ClearCase, in its original (non-
UCM) design, required a
distributed architecture (
MultiSite), but in its UCM extension, favours
snapshot views, which suit a centralized one.
An SCM system which intends to offer some management of
changes, before they are committed, i.e. to support the developers themselves, soon requires a direct and synchronous access to the repository, and thus, that the architecture is distributed.
Centralized architectures can in fact only pretend to offer some management of change
tokens, after the real work has been accomplished.
This was the rationale of the original
ClearCase.
Replication in
ClearCase is asynchronous, and on a fair basis, all sites being structurally equal.
Now, this unfortunately fell short of supporting
auditing, as
derived objects were and are not (probably rightly so) replicated.
Downloading a file incurs incompressible delays, whereas materializing it locally does not (i.e. it incurs some delays, but not
incompressible ones): only the latter is acceptable in a synchronous context.
It is nevertheless often true that downloading the file may be faster, under given circumstances, or even the only solution (for various possible reasons).
Such a reversal of paradigms has taken place in many 'build' systems like
maven or
Buckminster, with the remote resources being possibly
cached locally.
The missing synthesis for SCM systems based truly on
auditing would be to accept one
additional level of indirection, so as to support as equivalent whichever occurrence would happen to be the fastest.
Configuration records (
bills of material) would indeed need to be replicated, in order to allow the necessary lazy identification.
A note on snapshot views
When laptop computers first arrived on the market, nobody thought of using
MultiSite as the basis of a solution to support them.
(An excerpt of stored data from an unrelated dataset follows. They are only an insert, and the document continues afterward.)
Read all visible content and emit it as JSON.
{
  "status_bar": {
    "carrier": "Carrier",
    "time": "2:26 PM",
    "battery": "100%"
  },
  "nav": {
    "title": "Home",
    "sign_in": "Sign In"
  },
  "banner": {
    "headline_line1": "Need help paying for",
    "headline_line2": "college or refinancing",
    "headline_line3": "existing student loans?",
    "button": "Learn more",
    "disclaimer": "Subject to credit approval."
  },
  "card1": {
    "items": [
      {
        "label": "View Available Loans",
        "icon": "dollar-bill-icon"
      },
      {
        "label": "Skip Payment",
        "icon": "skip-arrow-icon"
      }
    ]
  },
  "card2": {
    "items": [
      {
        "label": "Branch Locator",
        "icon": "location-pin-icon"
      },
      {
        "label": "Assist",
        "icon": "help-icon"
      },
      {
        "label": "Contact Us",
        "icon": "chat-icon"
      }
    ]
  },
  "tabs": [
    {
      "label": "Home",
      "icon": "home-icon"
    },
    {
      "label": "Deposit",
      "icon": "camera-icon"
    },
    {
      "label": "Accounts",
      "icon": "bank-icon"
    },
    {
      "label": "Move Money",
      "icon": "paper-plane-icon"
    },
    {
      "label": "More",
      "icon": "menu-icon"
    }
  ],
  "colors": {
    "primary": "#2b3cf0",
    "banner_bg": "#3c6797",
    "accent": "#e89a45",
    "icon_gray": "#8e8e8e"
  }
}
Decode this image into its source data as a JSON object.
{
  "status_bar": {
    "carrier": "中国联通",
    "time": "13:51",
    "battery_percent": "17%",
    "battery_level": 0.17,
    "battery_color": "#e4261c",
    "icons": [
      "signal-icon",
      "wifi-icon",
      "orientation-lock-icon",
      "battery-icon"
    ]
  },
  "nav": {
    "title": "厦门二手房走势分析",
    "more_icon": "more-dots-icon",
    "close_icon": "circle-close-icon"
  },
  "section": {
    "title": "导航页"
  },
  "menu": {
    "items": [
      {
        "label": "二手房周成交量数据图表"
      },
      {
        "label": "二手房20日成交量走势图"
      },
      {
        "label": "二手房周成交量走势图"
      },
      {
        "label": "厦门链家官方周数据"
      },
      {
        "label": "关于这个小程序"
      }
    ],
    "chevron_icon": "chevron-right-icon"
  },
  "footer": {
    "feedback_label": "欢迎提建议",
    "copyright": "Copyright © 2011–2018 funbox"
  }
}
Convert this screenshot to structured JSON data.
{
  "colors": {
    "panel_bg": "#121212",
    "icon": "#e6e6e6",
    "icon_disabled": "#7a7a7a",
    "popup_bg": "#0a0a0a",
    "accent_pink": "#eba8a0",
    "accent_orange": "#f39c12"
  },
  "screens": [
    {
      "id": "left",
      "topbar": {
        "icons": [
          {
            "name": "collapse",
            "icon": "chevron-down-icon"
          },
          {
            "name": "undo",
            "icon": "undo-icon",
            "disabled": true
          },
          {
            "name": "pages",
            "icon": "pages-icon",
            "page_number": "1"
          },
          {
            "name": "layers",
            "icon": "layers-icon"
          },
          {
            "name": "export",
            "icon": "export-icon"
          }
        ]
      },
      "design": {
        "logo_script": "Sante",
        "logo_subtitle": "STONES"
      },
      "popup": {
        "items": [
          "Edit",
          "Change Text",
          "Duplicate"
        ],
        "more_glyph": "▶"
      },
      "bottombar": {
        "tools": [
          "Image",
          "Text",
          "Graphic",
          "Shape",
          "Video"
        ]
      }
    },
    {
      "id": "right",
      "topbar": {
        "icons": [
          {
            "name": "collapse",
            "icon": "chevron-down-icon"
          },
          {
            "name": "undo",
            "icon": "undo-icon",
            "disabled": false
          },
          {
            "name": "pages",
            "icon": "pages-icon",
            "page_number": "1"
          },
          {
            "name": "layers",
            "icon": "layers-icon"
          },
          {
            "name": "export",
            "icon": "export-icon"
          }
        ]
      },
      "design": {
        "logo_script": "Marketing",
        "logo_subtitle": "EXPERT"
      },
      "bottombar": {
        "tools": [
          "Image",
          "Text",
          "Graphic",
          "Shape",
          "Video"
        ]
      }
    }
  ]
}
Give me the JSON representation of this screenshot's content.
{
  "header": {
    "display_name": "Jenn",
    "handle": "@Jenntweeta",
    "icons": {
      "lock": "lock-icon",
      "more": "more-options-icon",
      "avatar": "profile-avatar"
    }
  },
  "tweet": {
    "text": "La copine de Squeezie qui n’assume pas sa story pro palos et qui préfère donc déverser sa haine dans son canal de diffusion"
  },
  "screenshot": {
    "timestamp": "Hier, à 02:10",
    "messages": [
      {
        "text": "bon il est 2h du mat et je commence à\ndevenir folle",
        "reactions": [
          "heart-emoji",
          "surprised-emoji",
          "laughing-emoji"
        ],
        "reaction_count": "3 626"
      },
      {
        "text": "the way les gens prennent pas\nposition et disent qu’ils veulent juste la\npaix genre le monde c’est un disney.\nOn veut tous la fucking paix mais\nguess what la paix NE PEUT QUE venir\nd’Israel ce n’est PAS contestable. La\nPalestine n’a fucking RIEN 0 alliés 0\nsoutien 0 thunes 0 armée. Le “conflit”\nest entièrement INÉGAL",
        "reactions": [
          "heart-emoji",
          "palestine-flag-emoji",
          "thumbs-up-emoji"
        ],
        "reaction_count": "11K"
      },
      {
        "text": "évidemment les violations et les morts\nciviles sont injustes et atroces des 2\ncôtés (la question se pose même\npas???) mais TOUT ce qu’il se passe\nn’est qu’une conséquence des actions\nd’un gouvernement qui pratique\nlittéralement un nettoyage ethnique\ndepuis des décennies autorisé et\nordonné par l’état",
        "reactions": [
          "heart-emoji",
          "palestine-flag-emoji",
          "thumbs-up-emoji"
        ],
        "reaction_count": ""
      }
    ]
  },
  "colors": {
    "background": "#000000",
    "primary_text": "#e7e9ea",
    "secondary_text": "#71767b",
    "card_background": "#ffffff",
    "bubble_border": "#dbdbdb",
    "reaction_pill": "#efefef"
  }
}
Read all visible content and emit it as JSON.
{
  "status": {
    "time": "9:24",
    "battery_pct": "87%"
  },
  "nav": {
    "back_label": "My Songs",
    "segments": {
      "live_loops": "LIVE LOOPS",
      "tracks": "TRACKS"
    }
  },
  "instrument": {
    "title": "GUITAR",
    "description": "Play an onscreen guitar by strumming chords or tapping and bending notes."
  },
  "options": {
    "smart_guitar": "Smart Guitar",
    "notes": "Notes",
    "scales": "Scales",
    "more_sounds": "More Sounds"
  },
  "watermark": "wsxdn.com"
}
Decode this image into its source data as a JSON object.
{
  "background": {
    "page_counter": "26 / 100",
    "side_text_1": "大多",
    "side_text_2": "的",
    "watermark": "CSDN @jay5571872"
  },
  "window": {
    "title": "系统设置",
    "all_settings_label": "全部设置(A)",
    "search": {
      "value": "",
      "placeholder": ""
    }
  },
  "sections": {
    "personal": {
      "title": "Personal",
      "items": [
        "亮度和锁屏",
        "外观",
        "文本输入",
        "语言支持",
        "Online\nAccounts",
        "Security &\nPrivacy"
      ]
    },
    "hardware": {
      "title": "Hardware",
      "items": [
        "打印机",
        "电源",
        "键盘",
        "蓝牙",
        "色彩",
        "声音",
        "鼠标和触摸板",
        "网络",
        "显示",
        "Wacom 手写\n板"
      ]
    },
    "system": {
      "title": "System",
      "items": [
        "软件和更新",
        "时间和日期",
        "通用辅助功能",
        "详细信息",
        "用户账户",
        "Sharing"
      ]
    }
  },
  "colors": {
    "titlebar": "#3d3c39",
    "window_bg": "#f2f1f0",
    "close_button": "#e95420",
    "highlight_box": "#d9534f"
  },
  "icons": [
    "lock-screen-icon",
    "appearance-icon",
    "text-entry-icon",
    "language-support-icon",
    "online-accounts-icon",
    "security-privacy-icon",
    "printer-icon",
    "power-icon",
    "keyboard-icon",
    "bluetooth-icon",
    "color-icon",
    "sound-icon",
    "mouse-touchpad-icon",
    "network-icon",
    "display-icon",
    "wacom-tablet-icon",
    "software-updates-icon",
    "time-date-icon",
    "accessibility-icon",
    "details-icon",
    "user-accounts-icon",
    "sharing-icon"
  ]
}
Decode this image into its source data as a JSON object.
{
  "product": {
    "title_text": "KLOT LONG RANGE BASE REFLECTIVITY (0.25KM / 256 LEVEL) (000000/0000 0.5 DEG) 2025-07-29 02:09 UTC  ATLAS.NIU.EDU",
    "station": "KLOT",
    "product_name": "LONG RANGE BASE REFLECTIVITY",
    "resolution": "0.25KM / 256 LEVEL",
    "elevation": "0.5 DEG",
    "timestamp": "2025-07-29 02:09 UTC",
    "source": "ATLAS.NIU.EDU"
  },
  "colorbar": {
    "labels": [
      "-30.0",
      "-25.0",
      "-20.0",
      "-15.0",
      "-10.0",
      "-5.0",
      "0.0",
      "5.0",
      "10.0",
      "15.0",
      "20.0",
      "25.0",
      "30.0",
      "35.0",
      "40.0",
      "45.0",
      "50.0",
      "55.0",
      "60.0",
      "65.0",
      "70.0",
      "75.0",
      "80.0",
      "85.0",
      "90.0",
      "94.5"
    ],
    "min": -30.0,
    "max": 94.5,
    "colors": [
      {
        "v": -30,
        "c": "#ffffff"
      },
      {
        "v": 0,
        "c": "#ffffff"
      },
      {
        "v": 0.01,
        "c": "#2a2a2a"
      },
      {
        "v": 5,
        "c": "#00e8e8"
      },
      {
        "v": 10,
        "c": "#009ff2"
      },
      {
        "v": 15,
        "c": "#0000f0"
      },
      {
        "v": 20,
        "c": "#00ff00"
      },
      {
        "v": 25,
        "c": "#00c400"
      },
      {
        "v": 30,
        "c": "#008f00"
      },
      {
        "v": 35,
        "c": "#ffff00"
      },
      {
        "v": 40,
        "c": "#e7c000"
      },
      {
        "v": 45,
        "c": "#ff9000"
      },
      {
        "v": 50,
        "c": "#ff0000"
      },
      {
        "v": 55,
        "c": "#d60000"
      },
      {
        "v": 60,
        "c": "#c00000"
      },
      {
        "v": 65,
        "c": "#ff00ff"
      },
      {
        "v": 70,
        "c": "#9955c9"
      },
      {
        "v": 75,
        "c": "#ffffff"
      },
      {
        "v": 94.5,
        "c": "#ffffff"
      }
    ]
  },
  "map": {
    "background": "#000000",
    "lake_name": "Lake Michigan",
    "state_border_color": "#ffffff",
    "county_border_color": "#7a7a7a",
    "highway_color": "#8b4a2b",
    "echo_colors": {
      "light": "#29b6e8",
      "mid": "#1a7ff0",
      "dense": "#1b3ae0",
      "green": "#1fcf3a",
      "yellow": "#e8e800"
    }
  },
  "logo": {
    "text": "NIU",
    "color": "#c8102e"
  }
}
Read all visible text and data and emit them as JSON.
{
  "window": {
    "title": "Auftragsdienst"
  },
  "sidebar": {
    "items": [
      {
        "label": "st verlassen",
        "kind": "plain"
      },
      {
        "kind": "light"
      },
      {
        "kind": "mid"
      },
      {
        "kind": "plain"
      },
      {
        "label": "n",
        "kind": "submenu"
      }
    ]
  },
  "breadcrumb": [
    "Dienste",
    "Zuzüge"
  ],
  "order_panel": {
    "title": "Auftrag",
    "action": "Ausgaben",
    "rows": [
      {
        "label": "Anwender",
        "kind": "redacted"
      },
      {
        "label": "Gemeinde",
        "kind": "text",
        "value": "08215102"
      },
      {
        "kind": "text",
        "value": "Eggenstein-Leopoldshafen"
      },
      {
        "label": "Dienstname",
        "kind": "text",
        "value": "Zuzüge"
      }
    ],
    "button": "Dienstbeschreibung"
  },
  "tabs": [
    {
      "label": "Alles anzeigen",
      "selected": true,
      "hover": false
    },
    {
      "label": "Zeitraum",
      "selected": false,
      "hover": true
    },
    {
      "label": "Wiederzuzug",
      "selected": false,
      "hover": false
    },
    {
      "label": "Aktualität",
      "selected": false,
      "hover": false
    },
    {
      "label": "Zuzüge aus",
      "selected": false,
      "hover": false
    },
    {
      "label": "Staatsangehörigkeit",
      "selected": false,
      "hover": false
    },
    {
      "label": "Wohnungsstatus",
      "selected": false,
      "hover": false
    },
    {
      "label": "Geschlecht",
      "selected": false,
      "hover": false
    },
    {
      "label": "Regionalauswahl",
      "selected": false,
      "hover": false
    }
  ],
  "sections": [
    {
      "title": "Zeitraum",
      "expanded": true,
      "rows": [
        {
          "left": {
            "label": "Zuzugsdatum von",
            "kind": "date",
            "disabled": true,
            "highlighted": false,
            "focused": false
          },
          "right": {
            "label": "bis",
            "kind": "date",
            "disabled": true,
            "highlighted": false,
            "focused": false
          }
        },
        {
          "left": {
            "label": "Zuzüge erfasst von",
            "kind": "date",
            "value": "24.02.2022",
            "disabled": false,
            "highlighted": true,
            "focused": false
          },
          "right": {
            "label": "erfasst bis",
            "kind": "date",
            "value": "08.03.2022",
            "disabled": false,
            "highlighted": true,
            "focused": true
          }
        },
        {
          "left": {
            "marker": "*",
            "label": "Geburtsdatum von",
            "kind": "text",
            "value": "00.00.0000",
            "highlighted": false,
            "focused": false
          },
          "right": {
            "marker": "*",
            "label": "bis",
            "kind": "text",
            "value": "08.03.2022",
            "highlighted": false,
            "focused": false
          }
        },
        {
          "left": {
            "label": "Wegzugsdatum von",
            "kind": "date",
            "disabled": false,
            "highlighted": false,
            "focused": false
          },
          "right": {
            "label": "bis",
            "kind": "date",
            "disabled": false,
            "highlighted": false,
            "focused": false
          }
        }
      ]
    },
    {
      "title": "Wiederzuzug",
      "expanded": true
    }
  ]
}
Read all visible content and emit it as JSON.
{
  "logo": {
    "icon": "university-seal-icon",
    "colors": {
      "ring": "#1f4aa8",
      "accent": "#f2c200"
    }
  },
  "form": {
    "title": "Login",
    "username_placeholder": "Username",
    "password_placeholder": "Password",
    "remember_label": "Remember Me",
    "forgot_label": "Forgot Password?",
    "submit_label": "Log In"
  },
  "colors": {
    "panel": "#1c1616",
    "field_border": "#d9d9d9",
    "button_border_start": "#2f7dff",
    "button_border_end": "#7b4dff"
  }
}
They obviously didn't have the processing power, the needed disk space or amount of memory to host a standalone, replicated site.
Also, the design of MultiSite would not easily support such a pattern of use (multiple replicas, with sporadic connectivity).
Thus, snapshot views were brought in, as a necessity.
The shortcomings in terms of performance are now largely an issue of the past.
Now, one could consider getting rid of snapshot views...
--
MarcGirod - 15 Jun 2007